For these two reasons – selfish and altruistic – younger techno-preneurs should be designing with their future older selves in mind.

This article in The Agenda provides some examples of recent failures to consider the impact of innovations on older customers;

  • As FaceTime has supplanted Skype as a way to video-chat with family, desktop users have lost out.
  • As mobile banking has replaced the branch, customers who rely on brick-and-mortar banks face new burdens to safeguard their money.
  • As companies have moved to automated “chatbots” instead of live human phone support, older callers can find it frustrating to access automated services from phone installation to travel planning.
  • Apple’s app store offers guidance and features to support accessible apps, but it doesn’t enforce these guidelines on app-makers.

Opportunities old and new

New technologies also have an enormous opportunity to provide older customers with tools to address the key problems of aging at home – isolation, finance, transportation and health monitoring. The grocery-delivery service Instacart, for instance, has been revolutionary for mobility-impaired seniors and the disabled, expanding meal options by reducing the time and expense of getting groceries.

Better and more pervasive video chat software – from FaceTime to Amazon Alexa’s new drop-in feature – means seniors can enjoy better connections with family and less isolation.

Fingerprint or face recognition-based ATMs are not only easier for those who have trouble remembering PINs, but are more secure for all of us. And in my own field, financial services, “robo” advisers can provide seniors with objective, low-cost financial advice about decisions like how fast to spend their retirement savings, reducing the risk and high fees associated with bad advice – or unscrupulous advisers.

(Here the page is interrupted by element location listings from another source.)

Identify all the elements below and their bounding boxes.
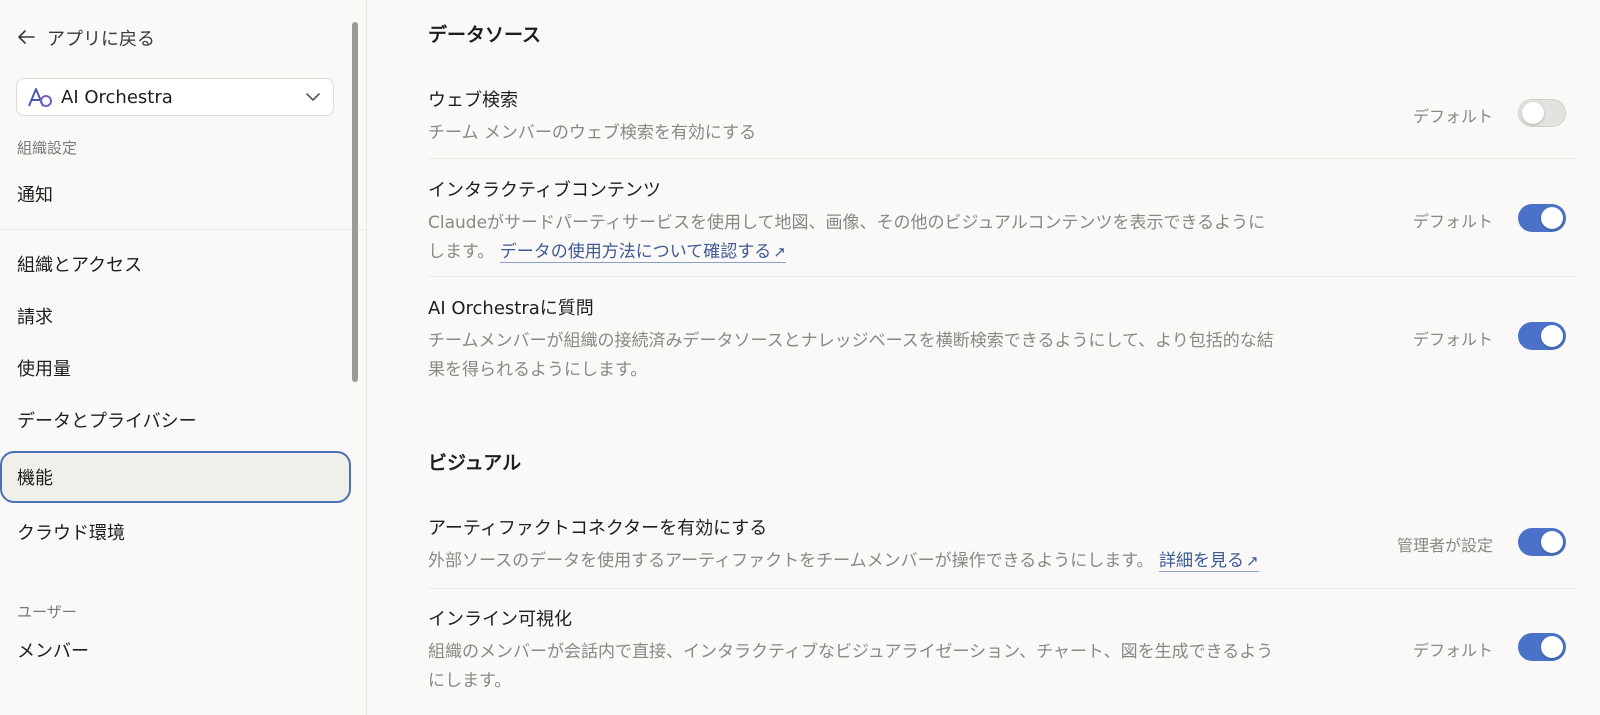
- sidebar-item-notifications[interactable]: 通知: [0, 168, 350, 220]
- description-line: にします。: [428, 671, 512, 691]
- sidebar-item-usage[interactable]: 使用量: [0, 342, 350, 394]
- section-label-org-settings: 組織設定: [17, 139, 78, 157]
- setting-description: Claudeがサードパーティサービスを使用して地図、画像、その他のビジュアルコン…: [428, 209, 1348, 267]
- toggle-knob: [1541, 531, 1563, 553]
- sidebar-item-features[interactable]: 機能: [0, 451, 351, 503]
- setting-description: 組織のメンバーが会話内で直接、インタラクティブなビジュアライゼーション、チャート…: [428, 638, 1348, 696]
- back-label: アプリに戻る: [47, 29, 155, 50]
- setting-description: チームメンバーが組織の接続済みデータソースとナレッジベースを横断検索できるように…: [428, 327, 1348, 385]
- setting-row-artifact-connectors: アーティファクトコネクターを有効にする 外部ソースのデータを使用するアーティファ…: [428, 514, 1578, 584]
- data-usage-link[interactable]: データの使用方法について確認する ↗: [499, 242, 786, 263]
- external-link-icon: ↗: [773, 243, 786, 261]
- chevron-down-icon: [303, 87, 323, 107]
- row-divider: [428, 276, 1578, 277]
- ask-org-toggle[interactable]: [1518, 322, 1566, 350]
- toggle-knob: [1541, 636, 1563, 658]
- arrow-left-icon: [17, 28, 35, 49]
- setting-row-ask-org: AI Orchestraに質問 チームメンバーが組織の接続済みデータソースとナレ…: [428, 294, 1578, 384]
- section-label-users: ユーザー: [17, 603, 77, 621]
- sidebar: アプリに戻る AI Orchestra 組織設定 通知 組織とアクセス 請求 使…: [0, 0, 367, 715]
- setting-title: ウェブ検索: [428, 90, 518, 111]
- org-name: AI Orchestra: [61, 86, 173, 108]
- state-label: デフォルト: [1412, 212, 1493, 231]
- state-label: デフォルト: [1412, 330, 1493, 349]
- setting-title: インライン可視化: [428, 609, 572, 630]
- setting-title: アーティファクトコネクターを有効にする: [428, 518, 768, 539]
- external-link-icon: ↗: [1245, 552, 1259, 570]
- description-line: チームメンバーが組織の接続済みデータソースとナレッジベースを横断検索できるように…: [428, 331, 1274, 351]
- state-label: デフォルト: [1412, 641, 1493, 660]
- setting-description: チーム メンバーのウェブ検索を有効にする: [428, 123, 757, 143]
- back-to-app-link[interactable]: アプリに戻る: [17, 24, 155, 52]
- toggle-knob: [1541, 207, 1563, 229]
- toggle-knob: [1522, 102, 1544, 124]
- learn-more-link[interactable]: 詳細を見る ↗: [1158, 551, 1259, 572]
- row-divider: [428, 588, 1578, 589]
- link-label: データの使用方法について確認する: [499, 242, 772, 262]
- org-logo-icon: [27, 86, 53, 108]
- setting-title: インタラクティブコンテンツ: [428, 180, 661, 201]
- org-selector[interactable]: AI Orchestra: [16, 78, 334, 116]
- sidebar-scrollbar[interactable]: [352, 22, 358, 382]
- description-line: 外部ソースのデータを使用するアーティファクトをチームメンバーが操作できるようにし…: [428, 551, 1154, 571]
- artifact-connectors-toggle[interactable]: [1518, 528, 1566, 556]
- setting-row-web-search: ウェブ検索 チーム メンバーのウェブ検索を有効にする デフォルト: [428, 86, 1578, 156]
- description-line: します。: [428, 242, 495, 262]
- sidebar-divider: [0, 229, 367, 230]
- sidebar-item-data-privacy[interactable]: データとプライバシー: [0, 394, 350, 446]
- sidebar-item-members[interactable]: メンバー: [0, 624, 350, 676]
- section-title-visual: ビジュアル: [428, 452, 522, 474]
- setting-title: AI Orchestraに質問: [428, 298, 594, 319]
- link-label: 詳細を見る: [1158, 551, 1244, 571]
- section-title-data-sources: データソース: [428, 24, 542, 46]
- interactive-content-toggle[interactable]: [1518, 204, 1566, 232]
- toggle-knob: [1541, 325, 1563, 347]
- state-label: 管理者が設定: [1396, 536, 1493, 555]
- state-label: デフォルト: [1412, 107, 1493, 126]
- sidebar-item-cloud-environment[interactable]: クラウド環境: [0, 506, 350, 558]
- setting-row-inline-visualization: インライン可視化 組織のメンバーが会話内で直接、インタラクティブなビジュアライゼ…: [428, 605, 1578, 695]
- inline-visualization-toggle[interactable]: [1518, 633, 1566, 661]
- description-line: Claudeがサードパーティサービスを使用して地図、画像、その他のビジュアルコン…: [428, 213, 1266, 233]
- web-search-toggle[interactable]: [1518, 99, 1566, 127]
- row-divider: [428, 158, 1578, 159]
- setting-description: 外部ソースのデータを使用するアーティファクトをチームメンバーが操作できるようにし…: [428, 547, 1348, 576]
- sidebar-item-billing[interactable]: 請求: [0, 290, 350, 342]
- sidebar-item-org-access[interactable]: 組織とアクセス: [0, 238, 350, 290]
- setting-row-interactive-content: インタラクティブコンテンツ Claudeがサードパーティサービスを使用して地図、…: [428, 176, 1578, 266]
- description-line: 果を得られるようにします。: [428, 360, 648, 380]
- description-line: 組織のメンバーが会話内で直接、インタラクティブなビジュアライゼーション、チャート…: [428, 642, 1274, 662]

Understanding is the beginning

In the words of the articles’ author, “If tech companies start to include seniors in their business models from the start, they will find a significant upside. Seniors are a vast and underserved market. If technology becomes friendlier to the whole population, especially the booming numbers of older Americans, companies will find their business landscapes expanding along with their consumer base. Everyone will benefit from having happy, healthy, active grandparents — not least of all, grandparents themselves”.

Our free AF app includes tools to evaluate the online experience as part of the customer journey – by auditing the product or service through the lens of physical ageing.

Understanding the potential barriers is the first, critical step for younger creators to design ageless tech experiences. Good for their future selves and good for older users today.